August 5, 2008
Taking Play Seriously by Robin Marantz Henig Part VIIII
Koach Karl continues this great article on "Play"…
Bateson, a prominent play scholar who recognizes the quandary posed by equifinality, suggested that play is the best way to reach certain goals. Through play, an individual avoids what he called the lure of ‘‘false endpoints,’’ a problem-solving style more typical of harried adults than of playful youngsters. False endpoints are avoided through play, Bateson wrote, because players are having so much fun that they keep noodling away at a problem and might well arrive at something better than the first, good-enough solution.
But maybe the flexibility hypothesis is itself a false endpoint. Maybe the idea that play is the best route to a whole host of good results — creativity, social agility, overall mental suppleness — is just the first idea scientists landed on, and they were inclined to accept it because it fit so well with their innate ideas about the nature of childhood. This is the view of a small group of play scholars we’ll call the play skeptics. What worries the play skeptics is that most people in the industrialized West — scientists in the field, play advocates and all the rest of us, parents, teachers, doctors, scholars, all the children and all the aging children — have been ensnared by what skeptics call the ‘‘play ethos.’’ By this they mean the reflexive, unexamined belief that play is an unmitigated good with a crucial, though vaguely defined, evolutionary function.

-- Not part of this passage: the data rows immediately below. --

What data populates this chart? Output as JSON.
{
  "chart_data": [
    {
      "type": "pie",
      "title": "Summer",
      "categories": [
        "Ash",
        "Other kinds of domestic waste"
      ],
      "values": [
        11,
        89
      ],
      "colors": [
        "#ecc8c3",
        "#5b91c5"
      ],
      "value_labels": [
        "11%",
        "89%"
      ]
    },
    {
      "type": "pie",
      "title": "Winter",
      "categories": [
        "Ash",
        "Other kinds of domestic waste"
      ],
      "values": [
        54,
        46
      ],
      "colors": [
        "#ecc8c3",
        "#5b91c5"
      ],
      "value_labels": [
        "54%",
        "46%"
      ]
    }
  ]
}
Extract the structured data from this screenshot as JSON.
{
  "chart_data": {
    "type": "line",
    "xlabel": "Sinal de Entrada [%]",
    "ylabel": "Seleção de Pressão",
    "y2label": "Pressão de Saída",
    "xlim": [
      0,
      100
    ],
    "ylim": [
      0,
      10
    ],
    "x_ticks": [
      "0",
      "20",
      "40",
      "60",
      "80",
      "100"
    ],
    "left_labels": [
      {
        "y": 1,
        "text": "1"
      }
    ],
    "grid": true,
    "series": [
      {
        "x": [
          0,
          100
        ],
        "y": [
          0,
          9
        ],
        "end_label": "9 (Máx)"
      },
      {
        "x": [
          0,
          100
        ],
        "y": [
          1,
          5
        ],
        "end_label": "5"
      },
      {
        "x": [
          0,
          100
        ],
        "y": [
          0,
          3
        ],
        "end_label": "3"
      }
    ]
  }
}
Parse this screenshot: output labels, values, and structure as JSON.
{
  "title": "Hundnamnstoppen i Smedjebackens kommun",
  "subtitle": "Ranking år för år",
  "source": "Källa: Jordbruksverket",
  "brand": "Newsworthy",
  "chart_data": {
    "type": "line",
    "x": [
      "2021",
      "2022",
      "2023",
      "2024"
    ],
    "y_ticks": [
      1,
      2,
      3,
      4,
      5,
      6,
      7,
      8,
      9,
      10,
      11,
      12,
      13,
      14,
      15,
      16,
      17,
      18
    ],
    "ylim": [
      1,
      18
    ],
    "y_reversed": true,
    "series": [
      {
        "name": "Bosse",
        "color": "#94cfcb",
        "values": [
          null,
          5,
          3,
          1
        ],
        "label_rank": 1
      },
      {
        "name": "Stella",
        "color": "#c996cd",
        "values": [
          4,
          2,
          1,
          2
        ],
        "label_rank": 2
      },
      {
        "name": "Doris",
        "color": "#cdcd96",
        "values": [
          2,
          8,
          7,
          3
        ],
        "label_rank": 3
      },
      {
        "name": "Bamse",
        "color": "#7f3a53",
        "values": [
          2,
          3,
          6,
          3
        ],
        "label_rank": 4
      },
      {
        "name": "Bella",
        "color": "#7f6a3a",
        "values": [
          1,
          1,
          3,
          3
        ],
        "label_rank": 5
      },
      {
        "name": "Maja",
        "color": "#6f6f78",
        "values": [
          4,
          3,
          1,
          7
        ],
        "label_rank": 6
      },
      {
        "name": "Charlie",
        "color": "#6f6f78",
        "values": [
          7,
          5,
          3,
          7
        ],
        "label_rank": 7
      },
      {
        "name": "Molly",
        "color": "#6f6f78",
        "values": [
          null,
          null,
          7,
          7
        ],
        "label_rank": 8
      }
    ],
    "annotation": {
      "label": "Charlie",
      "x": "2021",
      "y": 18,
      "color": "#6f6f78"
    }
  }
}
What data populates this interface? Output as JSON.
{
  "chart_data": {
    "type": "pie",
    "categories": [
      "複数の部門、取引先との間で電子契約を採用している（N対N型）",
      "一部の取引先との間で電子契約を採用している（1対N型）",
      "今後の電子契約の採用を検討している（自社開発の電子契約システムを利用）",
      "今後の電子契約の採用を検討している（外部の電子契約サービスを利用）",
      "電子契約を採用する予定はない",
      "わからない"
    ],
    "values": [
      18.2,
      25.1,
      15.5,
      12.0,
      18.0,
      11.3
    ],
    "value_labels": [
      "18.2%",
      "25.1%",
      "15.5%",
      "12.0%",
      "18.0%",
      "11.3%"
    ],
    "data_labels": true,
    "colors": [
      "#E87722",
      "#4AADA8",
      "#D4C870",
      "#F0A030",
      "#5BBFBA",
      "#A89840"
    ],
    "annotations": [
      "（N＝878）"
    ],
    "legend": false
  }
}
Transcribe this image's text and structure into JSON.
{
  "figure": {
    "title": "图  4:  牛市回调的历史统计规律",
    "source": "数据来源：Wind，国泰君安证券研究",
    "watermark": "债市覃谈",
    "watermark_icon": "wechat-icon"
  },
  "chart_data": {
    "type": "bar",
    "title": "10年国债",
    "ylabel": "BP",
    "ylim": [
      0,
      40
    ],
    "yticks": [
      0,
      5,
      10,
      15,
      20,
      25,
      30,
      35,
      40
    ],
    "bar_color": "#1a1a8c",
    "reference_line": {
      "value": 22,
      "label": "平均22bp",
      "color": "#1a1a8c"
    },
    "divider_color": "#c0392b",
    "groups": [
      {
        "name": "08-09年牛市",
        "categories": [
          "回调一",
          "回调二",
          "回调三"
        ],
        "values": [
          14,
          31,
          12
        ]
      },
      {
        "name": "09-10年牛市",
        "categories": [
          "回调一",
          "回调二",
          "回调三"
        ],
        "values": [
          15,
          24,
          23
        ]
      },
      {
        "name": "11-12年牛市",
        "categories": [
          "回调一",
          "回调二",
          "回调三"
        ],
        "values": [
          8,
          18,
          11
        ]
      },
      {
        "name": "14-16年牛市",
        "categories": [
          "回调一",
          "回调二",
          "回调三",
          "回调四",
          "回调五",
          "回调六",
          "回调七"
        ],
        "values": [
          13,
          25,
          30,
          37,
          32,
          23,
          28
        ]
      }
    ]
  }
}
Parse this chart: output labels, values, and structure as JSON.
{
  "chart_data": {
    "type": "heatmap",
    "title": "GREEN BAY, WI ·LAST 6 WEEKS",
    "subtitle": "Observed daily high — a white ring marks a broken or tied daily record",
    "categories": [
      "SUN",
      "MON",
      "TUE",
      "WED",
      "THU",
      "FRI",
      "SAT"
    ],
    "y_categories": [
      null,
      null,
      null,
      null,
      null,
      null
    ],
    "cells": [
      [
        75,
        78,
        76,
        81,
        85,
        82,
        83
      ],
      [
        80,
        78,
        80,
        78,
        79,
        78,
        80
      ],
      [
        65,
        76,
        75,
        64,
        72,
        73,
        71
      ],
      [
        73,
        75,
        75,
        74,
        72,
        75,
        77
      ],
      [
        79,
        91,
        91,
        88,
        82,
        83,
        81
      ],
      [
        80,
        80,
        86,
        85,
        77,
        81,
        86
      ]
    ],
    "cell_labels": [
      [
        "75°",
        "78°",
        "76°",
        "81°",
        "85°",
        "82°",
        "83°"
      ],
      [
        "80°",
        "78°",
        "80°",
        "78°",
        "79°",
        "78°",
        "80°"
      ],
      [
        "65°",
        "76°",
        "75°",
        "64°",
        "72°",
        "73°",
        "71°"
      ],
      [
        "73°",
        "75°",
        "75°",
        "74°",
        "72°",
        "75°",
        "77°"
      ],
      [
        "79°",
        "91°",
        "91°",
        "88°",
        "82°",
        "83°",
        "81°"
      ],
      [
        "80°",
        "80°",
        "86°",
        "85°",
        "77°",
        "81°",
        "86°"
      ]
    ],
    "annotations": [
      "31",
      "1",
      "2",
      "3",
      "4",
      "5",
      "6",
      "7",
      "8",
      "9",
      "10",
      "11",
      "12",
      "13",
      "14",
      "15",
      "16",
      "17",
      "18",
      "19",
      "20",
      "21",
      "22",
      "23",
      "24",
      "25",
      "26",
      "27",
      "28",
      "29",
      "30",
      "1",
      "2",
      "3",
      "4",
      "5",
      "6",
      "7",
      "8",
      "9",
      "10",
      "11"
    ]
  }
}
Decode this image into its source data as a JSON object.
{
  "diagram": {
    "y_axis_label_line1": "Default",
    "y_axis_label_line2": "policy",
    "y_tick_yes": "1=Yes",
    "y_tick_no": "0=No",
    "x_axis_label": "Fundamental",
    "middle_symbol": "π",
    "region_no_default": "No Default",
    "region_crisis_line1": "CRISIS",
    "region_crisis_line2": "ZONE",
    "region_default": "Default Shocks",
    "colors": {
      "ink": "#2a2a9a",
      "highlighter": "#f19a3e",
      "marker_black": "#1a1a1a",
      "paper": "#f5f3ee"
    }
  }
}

‘‘Play ethos’’ comes from Peter Smith, a psychology professor at the University of London and a leading authority on play’s effect on children’s emotional development. He uses it as a cautionary term, a reminder that most conclusions about play’s adaptive function have so far been based not on scientific evidence but on wishful thinking.
In one of his early experiments, Smith and his colleagues put 3- and 4-year-olds in two different play settings. In one group the children were allowed to play, in whatever way they felt like, with several wooden sticks. In the other group they were shown by an adult ‘‘play tutor’’ how to fit two sticks together to make a longer one. Then the children were given two tasks. First they had to retrieve a marble by connecting two sticks. Both groups performed this task, which Smith called ‘‘direct’’ problem solving, about equally well. Then they had to retrieve a marble that had been pushed farther away, so they could reach it only by connecting three sticks, not just two — what Smith called ‘‘innovative’’ problem solving. The children who had played with the sticks performed this task significantly better than the ones who had been shown how to join together only two sticks.
‘‘At this point I was happy,’’ Smith recalled years later, writing in ‘‘The Future of Play Theory.’’ His findings were taken as evidence that spontaneous free play led to more creative thinking. But then he started to wonder whether he himself had fallen victim to the play ethos.